Contrapondo o acordo, o senador Eduardo Girão (Podemos-CE), apontado por muitos como governista, vai lançar sua candidatura para a presidência da comissão.

À Folha Girão disse que tentaria articular com Randolfe Rodrigues para compor uma chapa de consenso. Randolfe seria inicialmente vice, mas os dois se revezariam na presidência.

O presidente da comissão é o responsável por conduzir os trabalhos e tem o poder de colocar em votação os requerimentos. O relator, por sua vez, constrói a narrativa dos trabalhos e seu texto final conterá as conclusões das investigações.

As ações foram do âmbito da CPI surgiram como opção ao governo, após lentidão para articular a composição da comissão.

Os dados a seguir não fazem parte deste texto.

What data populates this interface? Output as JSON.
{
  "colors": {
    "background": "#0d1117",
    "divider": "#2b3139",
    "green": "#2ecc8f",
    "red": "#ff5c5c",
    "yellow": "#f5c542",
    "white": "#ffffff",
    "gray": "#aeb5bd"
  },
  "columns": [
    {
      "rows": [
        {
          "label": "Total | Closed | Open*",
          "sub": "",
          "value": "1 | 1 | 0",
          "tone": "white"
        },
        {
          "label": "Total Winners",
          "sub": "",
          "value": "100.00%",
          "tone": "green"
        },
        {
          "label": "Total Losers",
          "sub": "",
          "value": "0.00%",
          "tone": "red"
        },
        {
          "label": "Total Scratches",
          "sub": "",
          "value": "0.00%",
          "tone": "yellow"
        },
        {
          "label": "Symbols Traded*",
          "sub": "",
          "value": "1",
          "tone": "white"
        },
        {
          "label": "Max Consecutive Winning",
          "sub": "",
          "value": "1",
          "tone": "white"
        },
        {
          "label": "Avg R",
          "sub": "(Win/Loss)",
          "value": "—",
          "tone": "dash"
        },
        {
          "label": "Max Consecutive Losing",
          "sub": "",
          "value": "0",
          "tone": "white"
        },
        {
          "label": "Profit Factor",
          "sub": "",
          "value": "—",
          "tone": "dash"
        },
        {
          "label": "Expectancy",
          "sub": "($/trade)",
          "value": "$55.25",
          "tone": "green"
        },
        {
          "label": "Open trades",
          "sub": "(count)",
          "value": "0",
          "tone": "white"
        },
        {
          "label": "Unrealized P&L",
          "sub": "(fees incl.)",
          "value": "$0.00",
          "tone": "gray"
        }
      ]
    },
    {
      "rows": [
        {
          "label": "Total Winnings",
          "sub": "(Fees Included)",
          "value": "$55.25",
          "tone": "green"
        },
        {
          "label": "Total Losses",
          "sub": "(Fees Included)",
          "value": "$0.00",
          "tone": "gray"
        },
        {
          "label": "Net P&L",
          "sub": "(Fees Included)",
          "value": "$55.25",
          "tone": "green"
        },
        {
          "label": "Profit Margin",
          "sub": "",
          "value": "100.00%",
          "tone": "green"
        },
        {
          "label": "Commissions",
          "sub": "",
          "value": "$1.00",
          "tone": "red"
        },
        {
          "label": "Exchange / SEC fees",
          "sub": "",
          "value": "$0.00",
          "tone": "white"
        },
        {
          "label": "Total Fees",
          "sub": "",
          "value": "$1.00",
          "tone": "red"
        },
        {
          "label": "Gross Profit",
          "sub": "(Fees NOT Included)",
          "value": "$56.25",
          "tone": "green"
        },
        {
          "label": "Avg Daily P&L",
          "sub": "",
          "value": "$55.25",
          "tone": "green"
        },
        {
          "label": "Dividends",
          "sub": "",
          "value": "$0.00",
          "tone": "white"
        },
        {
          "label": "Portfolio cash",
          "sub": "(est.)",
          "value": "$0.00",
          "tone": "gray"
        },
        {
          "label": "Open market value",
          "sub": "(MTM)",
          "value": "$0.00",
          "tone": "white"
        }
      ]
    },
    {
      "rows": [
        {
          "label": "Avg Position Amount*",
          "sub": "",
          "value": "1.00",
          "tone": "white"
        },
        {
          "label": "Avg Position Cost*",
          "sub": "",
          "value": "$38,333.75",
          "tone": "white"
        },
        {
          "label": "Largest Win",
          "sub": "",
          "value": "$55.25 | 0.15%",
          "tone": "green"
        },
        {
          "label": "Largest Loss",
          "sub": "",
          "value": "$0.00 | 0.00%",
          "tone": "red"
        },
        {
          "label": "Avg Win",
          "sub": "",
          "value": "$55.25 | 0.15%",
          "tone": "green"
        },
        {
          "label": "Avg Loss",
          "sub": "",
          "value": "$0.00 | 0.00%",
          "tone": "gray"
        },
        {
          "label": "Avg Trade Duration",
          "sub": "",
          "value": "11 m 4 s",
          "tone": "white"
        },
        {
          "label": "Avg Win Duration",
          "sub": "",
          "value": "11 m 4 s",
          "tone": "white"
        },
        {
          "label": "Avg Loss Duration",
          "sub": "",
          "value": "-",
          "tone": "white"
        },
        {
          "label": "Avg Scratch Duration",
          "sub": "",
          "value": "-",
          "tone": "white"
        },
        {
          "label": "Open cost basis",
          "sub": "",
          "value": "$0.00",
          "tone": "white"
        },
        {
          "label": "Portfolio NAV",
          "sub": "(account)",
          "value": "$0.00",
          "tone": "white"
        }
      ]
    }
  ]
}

Senadores como Marcos Rogério criticaram publicamente a ministra da Articulação Política, Flávia Arruda (PL-DF), por ter deixado o “timing” passar e não agir para impedir que a oposição e independentes ficassem em vantagem.

Uma das estratégias dos governistas é pressionar pela criação de uma sub-relatoria para investigar os repasses federais a estados e municípios —o que é frequentemente defendido por Bolsonaro—, principalmente em seus ataques aos governadores. Dessa forma seria possível desvirtuar ou pelo menos reduzir a atenção que será dada às investigações do governo federal.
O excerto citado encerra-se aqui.